Asıl orman nerededir; ağaçlar, yırtıcı hayvanlar, hışırtılar ve kükremelerle uğuldayan? Kentin uzağında bir yerlerde mi, yoksa doğrudan modern hayatın kuleler, köprüler, iş merkezleri ve mermer kaplı mezarlıklar inşa ettiği kentin orta yerinde mi? Metropol ile ormanı ayıran; kent manzaralı yatak odalarımızdaki ince bir duvar, gizli bir kapı mı yoksa? Orman: Hani o doğamıza dair sesleri işitebileceğimiz primitif habitat. Ulumaların, böğürmelerin, inlemelerin ve yırtıcılığın envai çeşidinin konusu ve öznesi olan insan, kendi doğasıyla birlikte o habitatı dönüştürüp kentin göbeğine yerleştiğinde ne olur? Ya koordinatlarını yeniden tanımlamak zorundaysa ve  aynı anda hem fragmanter hem sentetik bir hayatın ‘di’li geçmiş zaman’ında kendi uzun metrajlı filminin her kılığa giren emanet karakteriyse?

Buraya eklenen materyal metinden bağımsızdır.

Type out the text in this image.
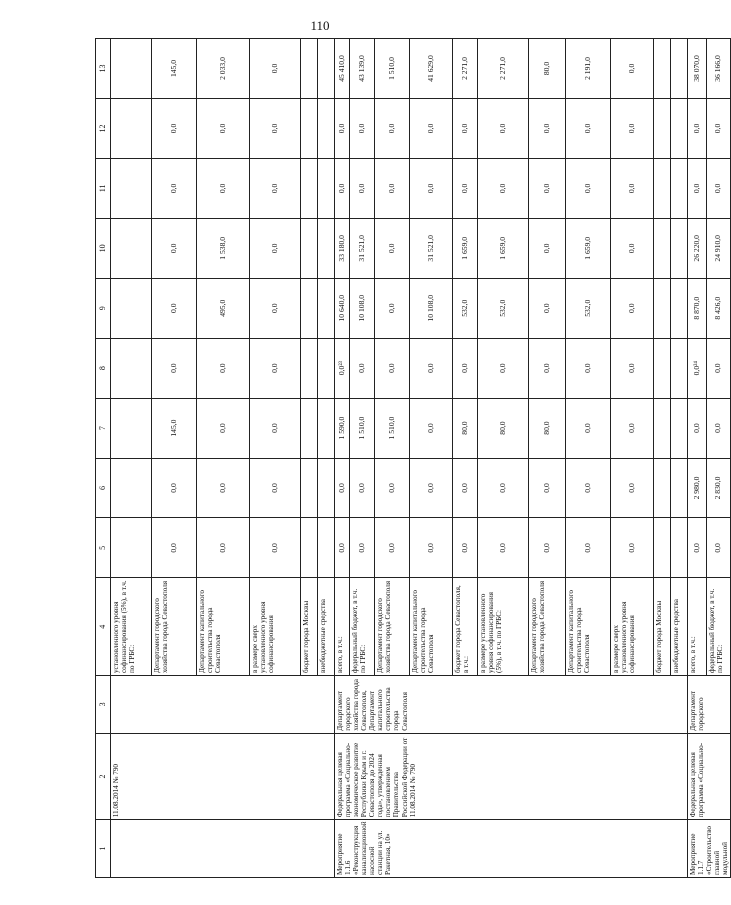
110
1	2	3	4	5	6	7	8	9	10	11	12	13
	11.08.2014 № 790		установленного уровня софинансирования (5%), в т.ч. по ГРБС:									
			Департамент городского хозяйства города Севастополя	0,0	0,0	145,0	0,0	0,0	0,0	0,0	0,0	145,0
			Департамент капитального строительства города Севастополя	0,0	0,0	0,0	0,0	495,0	1 538,0	0,0	0,0	2 033,0
			в размере сверх установленного уровня софинансирования	0,0	0,0	0,0	0,0	0,0	0,0	0,0	0,0	0,0
			бюджет города Москвы									
			внебюджетные средства									
Мероприятие 1.1.6 «Реконструкция канализационной насосной станции на ул. Ракетная, 10»	Федеральная целевая программа «Социально-экономическое развитие Республики Крым и г. Севастополя до 2024 года», утвержденная постановлением Правительства Российской Федерации от 11.08.2014 № 790	Департамент городского хозяйства города Севастополя, Департамент капитального строительства города Севастополя	всего, в т.ч.:	0,0	0,0	1 590,0	0,0²³	10 640,0	33 180,0	0,0	0,0	45 410,0
			федеральный бюджет, в т.ч. по ГРБС:	0,0	0,0	1 510,0	0,0	10 108,0	31 521,0	0,0	0,0	43 139,0
			Департамент городского хозяйства города Севастополя	0,0	0,0	1 510,0	0,0	0,0	0,0	0,0	0,0	1 510,0
			Департамент капитального строительства города Севастополя	0,0	0,0	0,0	0,0	10 108,0	31 521,0	0,0	0,0	41 629,0
			бюджет города Севастополя, в т.ч.:	0,0	0,0	80,0	0,0	532,0	1 659,0	0,0	0,0	2 271,0
			в размере установленного уровня софинансирования (5%), в т.ч. по ГРБС:	0,0	0,0	80,0	0,0	532,0	1 659,0	0,0	0,0	2 271,0
			Департамент городского хозяйства города Севастополя	0,0	0,0	80,0	0,0	0,0	0,0	0,0	0,0	80,0
			Департамент капитального строительства города Севастополя	0,0	0,0	0,0	0,0	532,0	1 659,0	0,0	0,0	2 191,0
			в размере сверх установленного уровня софинансирования	0,0	0,0	0,0	0,0	0,0	0,0	0,0	0,0	0,0
			бюджет города Москвы									
			внебюджетные средства									
Мероприятие 1.1.7 «Строительство главной модульной	Федеральная целевая программа «Социально-	Департамент городского	всего, в т.ч.:	0,0	2 980,0	0,0	0,0²⁴	8 870,0	26 220,0	0,0	0,0	38 070,0
			федеральный бюджет, в т.ч. по ГРБС:	0,0	2 830,0	0,0	0,0	8 426,0	24 910,0	0,0	0,0	36 166,0
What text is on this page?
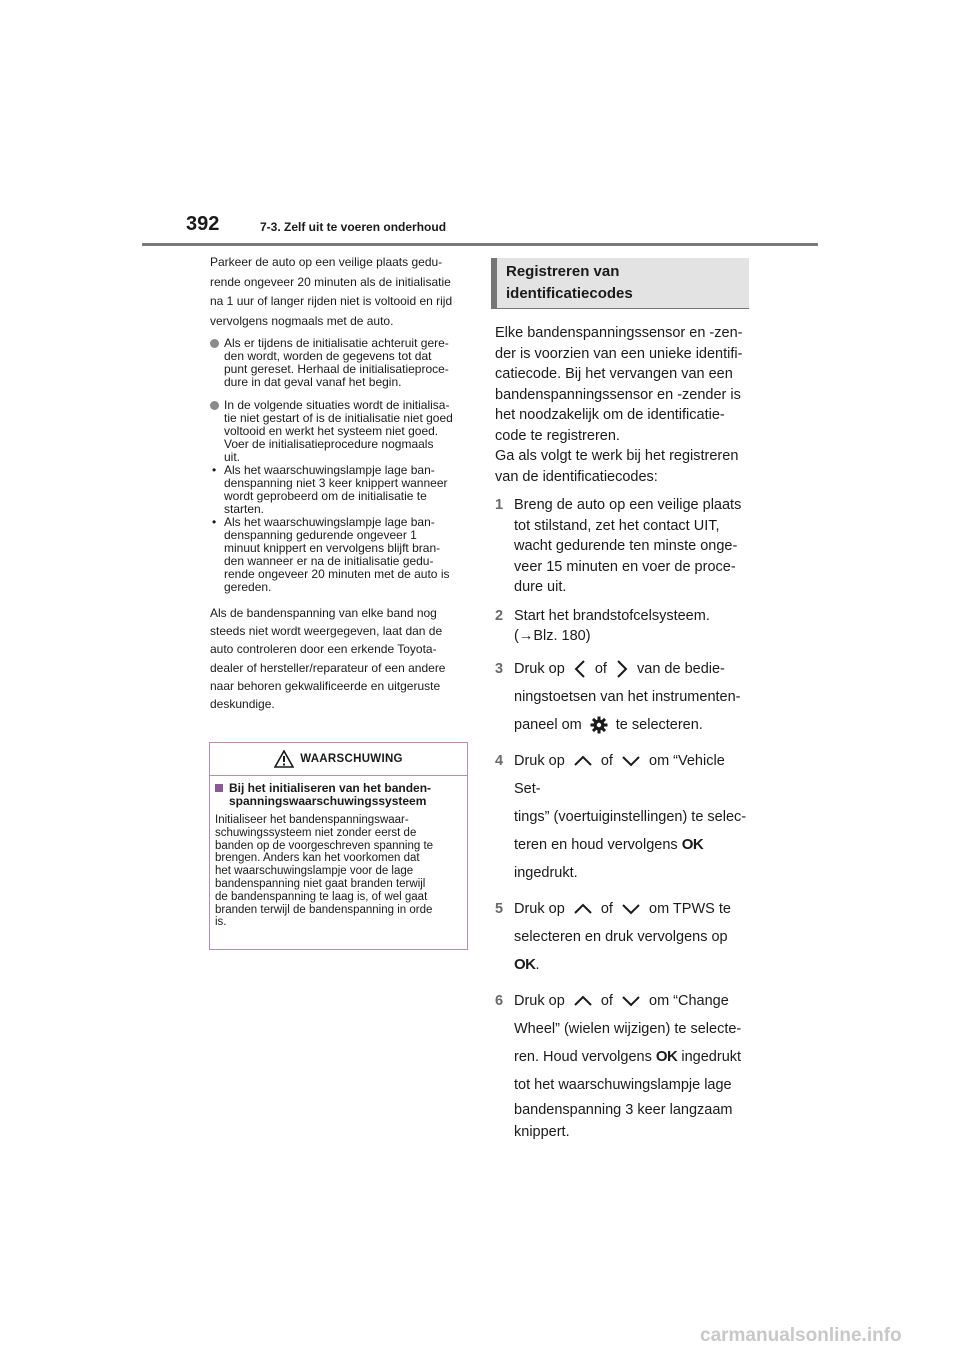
392	7-3. Zelf uit te voeren onderhoud
Parkeer de auto op een veilige plaats gedu-
rende ongeveer 20 minuten als de initialisatie
na 1 uur of langer rijden niet is voltooid en rijd
vervolgens nogmaals met de auto.
Als er tijdens de initialisatie achteruit gere-
den wordt, worden de gegevens tot dat
punt gereset. Herhaal de initialisatieproce-
dure in dat geval vanaf het begin.
In de volgende situaties wordt de initialisa-
tie niet gestart of is de initialisatie niet goed
voltooid en werkt het systeem niet goed.
Voer de initialisatieprocedure nogmaals
uit.
• Als het waarschuwingslampje lage ban-
denspanning niet 3 keer knippert wanneer
wordt geprobeerd om de initialisatie te
starten.
• Als het waarschuwingslampje lage ban-
denspanning gedurende ongeveer 1
minuut knippert en vervolgens blijft bran-
den wanneer er na de initialisatie gedu-
rende ongeveer 20 minuten met de auto is
gereden.
Als de bandenspanning van elke band nog
steeds niet wordt weergegeven, laat dan de
auto controleren door een erkende Toyota-
dealer of hersteller/reparateur of een andere
naar behoren gekwalificeerde en uitgeruste
deskundige.
WAARSCHUWING
Bij het initialiseren van het banden-
spanningswaarschuwingssysteem
Initialiseer het bandenspanningswaar-
schuwingssysteem niet zonder eerst de
banden op de voorgeschreven spanning te
brengen. Anders kan het voorkomen dat
het waarschuwingslampje voor de lage
bandenspanning niet gaat branden terwijl
de bandenspanning te laag is, of wel gaat
branden terwijl de bandenspanning in orde
is.
Registreren van
identificatiecodes
Elke bandenspanningssensor en -zen-
der is voorzien van een unieke identifi-
catiecode. Bij het vervangen van een
bandenspanningssensor en -zender is
het noodzakelijk om de identificatie-
code te registreren.
Ga als volgt te werk bij het registreren
van de identificatiecodes:
1 Breng de auto op een veilige plaats
tot stilstand, zet het contact UIT,
wacht gedurende ten minste onge-
veer 15 minuten en voer de proce-
dure uit.
2 Start het brandstofcelsysteem.
(→Blz. 180)
3 Druk op of van de bedie-
ningstoetsen van het instrumenten-
paneel om te selecteren.
4 Druk op of om “Vehicle Set-
tings” (voertuiginstellingen) te selec-
teren en houd vervolgens OK
ingedrukt.
5 Druk op of om TPWS te
selecteren en druk vervolgens op
OK.
6 Druk op of om “Change
Wheel” (wielen wijzigen) te selecte-
ren. Houd vervolgens OK ingedrukt
tot het waarschuwingslampje lage
bandenspanning 3 keer langzaam
knippert.
carmanualsonline.info
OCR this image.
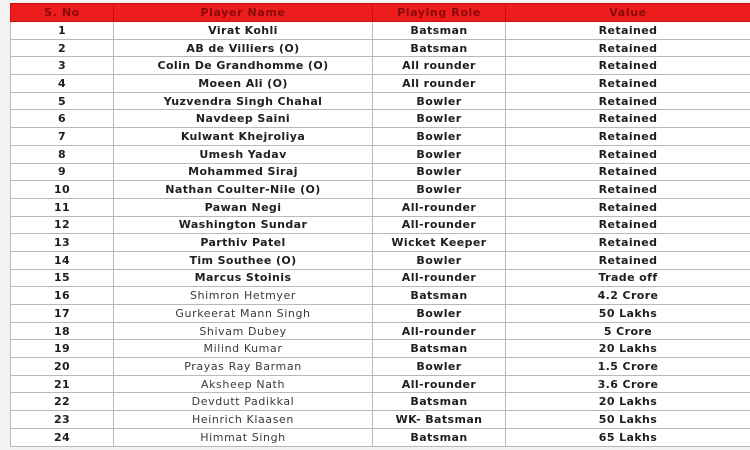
S. No	Player Name	Playing Role	Value
1	Virat Kohli	Batsman	Retained
2	AB de Villiers (O)	Batsman	Retained
3	Colin De Grandhomme (O)	All rounder	Retained
4	Moeen Ali (O)	All rounder	Retained
5	Yuzvendra Singh Chahal	Bowler	Retained
6	Navdeep Saini	Bowler	Retained
7	Kulwant Khejroliya	Bowler	Retained
8	Umesh Yadav	Bowler	Retained
9	Mohammed Siraj	Bowler	Retained
10	Nathan Coulter-Nile (O)	Bowler	Retained
11	Pawan Negi	All-rounder	Retained
12	Washington Sundar	All-rounder	Retained
13	Parthiv Patel	Wicket Keeper	Retained
14	Tim Southee (O)	Bowler	Retained
15	Marcus Stoinis	All-rounder	Trade off
16	Shimron Hetmyer	Batsman	4.2 Crore
17	Gurkeerat Mann Singh	Bowler	50 Lakhs
18	Shivam Dubey	All-rounder	5 Crore
19	Milind Kumar	Batsman	20 Lakhs
20	Prayas Ray Barman	Bowler	1.5 Crore
21	Aksheep Nath	All-rounder	3.6 Crore
22	Devdutt Padikkal	Batsman	20 Lakhs
23	Heinrich Klaasen	WK- Batsman	50 Lakhs
24	Himmat Singh	Batsman	65 Lakhs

Ulumaların, böğürmelerin, inlemelerin ve yırtıcılığın envai çeşidinin konusu ve öznesi olan insan, kendi doğasıyla birlikte o habitatı dönüştürüp kentin göbeğine yerleştiğinde ne olur?

Şöyle bir mizansen hayal edelim bir anlığına: Her sabah uyandığımızda, görünmez biri ya da bir ajans tarafından,  önceden karar verilmiş herhangi biri olarak bir hayat yaşamaya şartlandırılıyoruz. Bize, nasıl birinin hayatını yaşayacağımıza dair ufak ipuçları ve gereken kostümler veriliyor. Gidiyor ve yaşıyoruz biz de. Onun için biçilmiş durumlar ise; katil, dilenci kadın, sevgi dolu baba ya da dijital akrobat. Biz bu hayatların mesaisini icra ederken, birileri bizi izliyor. Eğleniyor, ağlıyor yahut kahrediyorlar. Ama hep izliyorlar. Uykulu bir izlence bu; düşleşmiş gerçeklik. Ne kadar inandırıcıysak, bir sonraki hayat için seçilecek adam şansını yakalıyoruz. İcra ettiğimiz hayatta vurulmamız gerekebilir ya da bıçaklanmamız, dövülmemiz, tiksinilmeniz. Ama size vaad edilen şey öylesine çekici ki: Bunlar neticesinde asla ölmeyeceksiniz. Nasıl mı? Yanıtı fazlasıyla basit: Çünkü o sizin hayatınız değil; çünkü siz o değilsiniz. Bütün bu hayatlar içinde, sadece bize biçilmiş, bize ait bir yaşam olup olmadığını bilmemiz zor. Kimiz biz, kimdik? Bütün bu hayatları yaşayıp bitirdikten, diğer tüm kostümlerden soyunmuş ve makyajı silmişken geriye kalan, üzerimizden çıkmayanlar olacak belki bizim hayatımız. Evet, muhtemelen öyle olacak olmasına fakat bütün modernist eklentilerden arındırılmış bu “ben” hoşumuza gidecek mi? Az gidip, uz gidip, arkaya baktığımızda, bir arpa boyu yol gittiğimiz bilgisiyle karşılaştığımızda, o acı bilgiyi nereye koyacağız?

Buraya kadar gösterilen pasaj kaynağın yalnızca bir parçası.